Dr. Yanjie Fu received his Ph.D. degree in Information Technology from Rutgers, the State University of New Jersey in 2016, the B.E. degree in Computer Science from University of Science and Technology of China in 2008, and the M.E. degree in Computer Science from Chinese Academy of Sciences in 2011. He is currently an Assistant Professor at the Missouri University of Science and Technology (University of Missouri-Rolla). His research interests include urban computing, data mining, big data analytics. He has research experience in industry research labs, such as Microsoft Research Asia, Huawei Research Labs, and IBM Thomas J. Watson Research Center.
Yanjie Fu’s Introduction to Data Science
How did you begin your career in data science?

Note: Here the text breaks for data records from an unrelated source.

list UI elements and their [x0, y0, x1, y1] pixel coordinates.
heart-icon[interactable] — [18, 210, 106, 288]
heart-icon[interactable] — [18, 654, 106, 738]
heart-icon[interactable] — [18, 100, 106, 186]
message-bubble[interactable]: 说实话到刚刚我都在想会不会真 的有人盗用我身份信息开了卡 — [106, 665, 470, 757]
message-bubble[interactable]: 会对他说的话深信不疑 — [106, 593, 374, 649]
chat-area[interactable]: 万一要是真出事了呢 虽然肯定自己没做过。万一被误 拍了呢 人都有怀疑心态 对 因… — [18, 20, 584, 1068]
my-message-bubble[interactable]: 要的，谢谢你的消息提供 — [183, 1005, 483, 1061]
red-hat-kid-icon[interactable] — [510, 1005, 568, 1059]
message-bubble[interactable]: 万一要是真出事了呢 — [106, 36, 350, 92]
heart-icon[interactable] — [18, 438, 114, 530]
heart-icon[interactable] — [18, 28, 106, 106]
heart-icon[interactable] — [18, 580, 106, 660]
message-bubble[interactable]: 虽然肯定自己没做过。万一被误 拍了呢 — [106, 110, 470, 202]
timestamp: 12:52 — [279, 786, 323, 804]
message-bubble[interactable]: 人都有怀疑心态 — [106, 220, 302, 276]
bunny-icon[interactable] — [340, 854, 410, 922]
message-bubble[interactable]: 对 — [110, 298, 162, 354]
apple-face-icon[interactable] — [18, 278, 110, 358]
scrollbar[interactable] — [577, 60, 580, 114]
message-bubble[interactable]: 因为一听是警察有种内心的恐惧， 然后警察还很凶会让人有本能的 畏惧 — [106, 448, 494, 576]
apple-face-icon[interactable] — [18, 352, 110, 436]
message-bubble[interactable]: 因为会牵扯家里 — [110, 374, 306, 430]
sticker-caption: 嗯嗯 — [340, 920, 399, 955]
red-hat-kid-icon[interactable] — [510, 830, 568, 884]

In 2011, I joined Rutgers University as a PhD student. At Rutgers, I started my career in data science by working with my advisor, Prof. Hui Xiong, who is a Dean’s Research Professor at Rutgers Business School and an ACM Distinguished Scientist. I received rigorous academic training in the foundations, algorithms, and applications of data science. I also work on several data science projects including mobile recommender systems, in-App behavior analysis, and retail return and refund analysis.
What do you feel are some common misconceptions about data science or your work in general?
Big Data is often mistakenly identified as the exponential volume of data. However, Big Data is not just about “big.” Big Data should refer to the capability of exploring data that are large-volume, real-time, and heterogeneous (e.g., multi-domain, multi-source, multi-format, multi-dimension). Urban and mobile data are heterogeneous since such data are usually crowd-sourced, large-scale, geo-tagged, time-stamped, and collectively-related. It is important to develop the algorithms and tools to address the challenges of data heterogeneity in urban computing.
What inspired you to learn more about Urban Computing?
Cities are growing faster than at any time in history. However, the cities have been facing many challenges, such as traffic congestions, air and water pollution, city noises, increased gas consumption. Consequently, the problems in the cities, as they grow, are only going to be worse. With the advent of mobile, sensing, and internet technologies, large-scale urban and mobile data, such as Point of Interest data, mobile check-in data, and taxi GPS data, have been collected from buildings, vehicles, mobile devices, and human beings. These bring up the question: can we use data mining techniques to create win-win solutions that improve urban environments, human life quality, and city operations? In summer 2012, I joined the Urban Computing Group of Microsoft Research Asia to work as a research intern. The internship experience brought my research attention to urban computing, which is the main focus of my research.
What value do you hope your research into Urban Computing will eventually provide?
First, I hope my research can systematically contribute to the theory, algorithms, and applications of urban intelligence. Second, I hope my research can provide an in-depth and unique understanding of the nature and mechanism of urban phenomena, and ultimately make our cities traceable and predictable. And I believe in what I do.
What are some tools that you use to conduct your research?
I use Python and PhP to crawl and preprocess spatio-temporal socio-textual data, Python and R to develop analytic and statistical approaches, PyTorch and TensorFlow to build deep learning models, MATLAB to visualize analysis results, RShiny to create systems to demonstration our preliminary results, and Latex and Atom to write papers.
What do you look for when hiring Teaching Assistants and Research Assistants?
I like students that have strong programming skills and are hard-working, self-motivated, and passionate.
What advice would you give to students who aspire to be data scientists?
First, learn solid statistical and algorithmic foundations of data science. Second, learn how to formulate real-world problems into data mining tasks. Lastly, learn to deal with large-scale noisy data using strong programming skills and a variety of analytic tools.